- Motto: "If it can't transform into a dinosaur, burn it with lasers."
- Weapon: Laser Cannon
"From the initial story to envisioning the look of the true stars to the directing style of Michael Bay, no stone is left unturned."
Wow, so the documentary must be like, what, 30 seconds? "Robots pee and fight! Rar!" (Bay's thoughts as they taped him under his blanket fort."
"Their War goes through the history of the Transformers brand, its fans, and how they translated a cheesy cartoon show into a series of badass robots."
Or, "translated a cheesy cartoon show into a series of moving spare parts in a script aimed at four years old suffering from shaken baby syndrome."
The movie wasn't badass. It was ass. Crappy lines, stupid fights, and lame jokes don't make something badass. They make it bad. Worse than a "cheesy cartoon."

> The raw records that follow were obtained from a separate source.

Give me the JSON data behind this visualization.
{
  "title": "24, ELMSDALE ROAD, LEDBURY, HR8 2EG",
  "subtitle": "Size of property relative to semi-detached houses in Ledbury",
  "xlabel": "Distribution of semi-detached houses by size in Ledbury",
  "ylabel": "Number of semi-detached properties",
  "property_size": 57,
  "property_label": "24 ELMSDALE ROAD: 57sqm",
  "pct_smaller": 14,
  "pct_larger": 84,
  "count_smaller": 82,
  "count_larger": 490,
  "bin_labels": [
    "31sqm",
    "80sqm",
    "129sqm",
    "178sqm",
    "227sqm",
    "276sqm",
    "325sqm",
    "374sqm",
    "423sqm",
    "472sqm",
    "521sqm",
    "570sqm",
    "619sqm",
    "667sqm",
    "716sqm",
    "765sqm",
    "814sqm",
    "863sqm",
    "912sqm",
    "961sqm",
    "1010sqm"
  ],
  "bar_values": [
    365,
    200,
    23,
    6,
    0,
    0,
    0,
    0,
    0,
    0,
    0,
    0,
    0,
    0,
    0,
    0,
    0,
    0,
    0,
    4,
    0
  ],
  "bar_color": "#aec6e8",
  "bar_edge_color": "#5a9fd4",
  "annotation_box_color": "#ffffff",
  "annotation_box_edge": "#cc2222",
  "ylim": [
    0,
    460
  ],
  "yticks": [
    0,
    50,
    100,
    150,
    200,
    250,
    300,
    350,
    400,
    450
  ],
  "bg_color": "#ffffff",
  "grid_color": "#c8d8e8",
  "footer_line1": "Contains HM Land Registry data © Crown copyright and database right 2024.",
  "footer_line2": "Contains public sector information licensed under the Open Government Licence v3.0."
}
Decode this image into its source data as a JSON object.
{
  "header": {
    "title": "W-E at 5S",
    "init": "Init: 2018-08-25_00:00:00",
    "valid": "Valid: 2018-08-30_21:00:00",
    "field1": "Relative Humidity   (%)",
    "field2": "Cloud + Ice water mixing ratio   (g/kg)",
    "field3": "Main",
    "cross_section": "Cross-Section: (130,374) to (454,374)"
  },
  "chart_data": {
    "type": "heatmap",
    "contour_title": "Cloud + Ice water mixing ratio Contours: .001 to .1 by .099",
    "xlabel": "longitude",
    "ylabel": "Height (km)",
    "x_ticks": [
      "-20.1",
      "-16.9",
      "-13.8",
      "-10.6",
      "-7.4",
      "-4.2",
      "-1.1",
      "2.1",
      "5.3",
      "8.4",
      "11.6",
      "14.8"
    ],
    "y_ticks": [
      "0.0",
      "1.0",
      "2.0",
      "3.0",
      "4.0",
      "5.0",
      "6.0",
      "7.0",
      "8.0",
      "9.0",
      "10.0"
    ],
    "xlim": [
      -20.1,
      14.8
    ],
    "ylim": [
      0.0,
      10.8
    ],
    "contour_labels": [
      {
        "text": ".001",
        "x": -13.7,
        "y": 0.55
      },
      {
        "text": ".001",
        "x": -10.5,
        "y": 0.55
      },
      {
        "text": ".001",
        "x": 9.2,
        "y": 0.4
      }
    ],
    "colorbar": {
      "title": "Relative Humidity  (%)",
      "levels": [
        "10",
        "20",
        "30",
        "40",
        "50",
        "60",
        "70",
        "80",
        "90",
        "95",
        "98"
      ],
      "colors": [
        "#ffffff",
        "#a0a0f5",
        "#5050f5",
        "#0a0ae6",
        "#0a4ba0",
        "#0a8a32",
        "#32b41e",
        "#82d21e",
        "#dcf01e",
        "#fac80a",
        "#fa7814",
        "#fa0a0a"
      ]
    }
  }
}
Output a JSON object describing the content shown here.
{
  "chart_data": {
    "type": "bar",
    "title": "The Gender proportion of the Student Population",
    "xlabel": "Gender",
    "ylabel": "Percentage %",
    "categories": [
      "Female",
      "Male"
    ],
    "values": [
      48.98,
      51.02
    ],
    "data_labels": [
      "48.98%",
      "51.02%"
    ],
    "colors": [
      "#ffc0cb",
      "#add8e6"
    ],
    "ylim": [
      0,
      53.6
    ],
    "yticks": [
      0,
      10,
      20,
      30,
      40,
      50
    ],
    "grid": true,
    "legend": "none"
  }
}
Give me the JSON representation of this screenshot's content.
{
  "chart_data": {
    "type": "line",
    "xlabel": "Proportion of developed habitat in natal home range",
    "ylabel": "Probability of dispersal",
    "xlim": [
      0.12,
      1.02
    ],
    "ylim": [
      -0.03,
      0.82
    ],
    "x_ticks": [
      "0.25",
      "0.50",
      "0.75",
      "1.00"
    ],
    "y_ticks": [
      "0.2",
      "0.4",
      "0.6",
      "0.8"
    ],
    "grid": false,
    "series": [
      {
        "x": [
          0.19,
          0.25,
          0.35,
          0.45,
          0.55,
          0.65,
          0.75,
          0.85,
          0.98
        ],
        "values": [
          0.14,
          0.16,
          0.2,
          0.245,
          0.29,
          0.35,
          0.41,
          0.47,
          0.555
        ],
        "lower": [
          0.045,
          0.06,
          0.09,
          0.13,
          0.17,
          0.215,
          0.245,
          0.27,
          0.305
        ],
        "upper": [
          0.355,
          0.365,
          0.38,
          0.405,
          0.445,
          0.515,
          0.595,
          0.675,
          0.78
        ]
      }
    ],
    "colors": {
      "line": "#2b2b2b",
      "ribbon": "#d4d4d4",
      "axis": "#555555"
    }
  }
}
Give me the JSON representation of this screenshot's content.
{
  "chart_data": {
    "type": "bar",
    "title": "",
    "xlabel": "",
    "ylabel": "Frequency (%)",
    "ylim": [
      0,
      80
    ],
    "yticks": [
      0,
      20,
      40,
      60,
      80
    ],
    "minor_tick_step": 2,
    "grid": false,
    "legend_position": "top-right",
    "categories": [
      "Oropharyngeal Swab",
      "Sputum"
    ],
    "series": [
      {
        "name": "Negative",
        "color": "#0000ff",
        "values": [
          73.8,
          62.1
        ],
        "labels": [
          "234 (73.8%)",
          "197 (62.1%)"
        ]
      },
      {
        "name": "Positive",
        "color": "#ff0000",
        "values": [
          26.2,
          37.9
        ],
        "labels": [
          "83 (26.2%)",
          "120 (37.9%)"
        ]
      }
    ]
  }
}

I still haven't bought any of those hideous toys, and will not be buying the film in any format. Seeing it twice in the theater (support pixar and good storytelling) was more than enough. It was tough not too laugh too loud at anything Megatron or Prime said. Wow, it was a bad movie. Remember that time Jazz was ripped in half, and Prime's just carrying him around like laundry. That's some good character animation. Or what about that time(s) we were just watching cars driving around in the desert for what seemed like an eternity? Or how about masturbation jokes, golden showers, "wuz up, lil bitches," hack army subplot (enlist!), gremlin robots, ugly designs, or the camera's fixation on leading lady breasts.
I'm not angry... I just hate most things.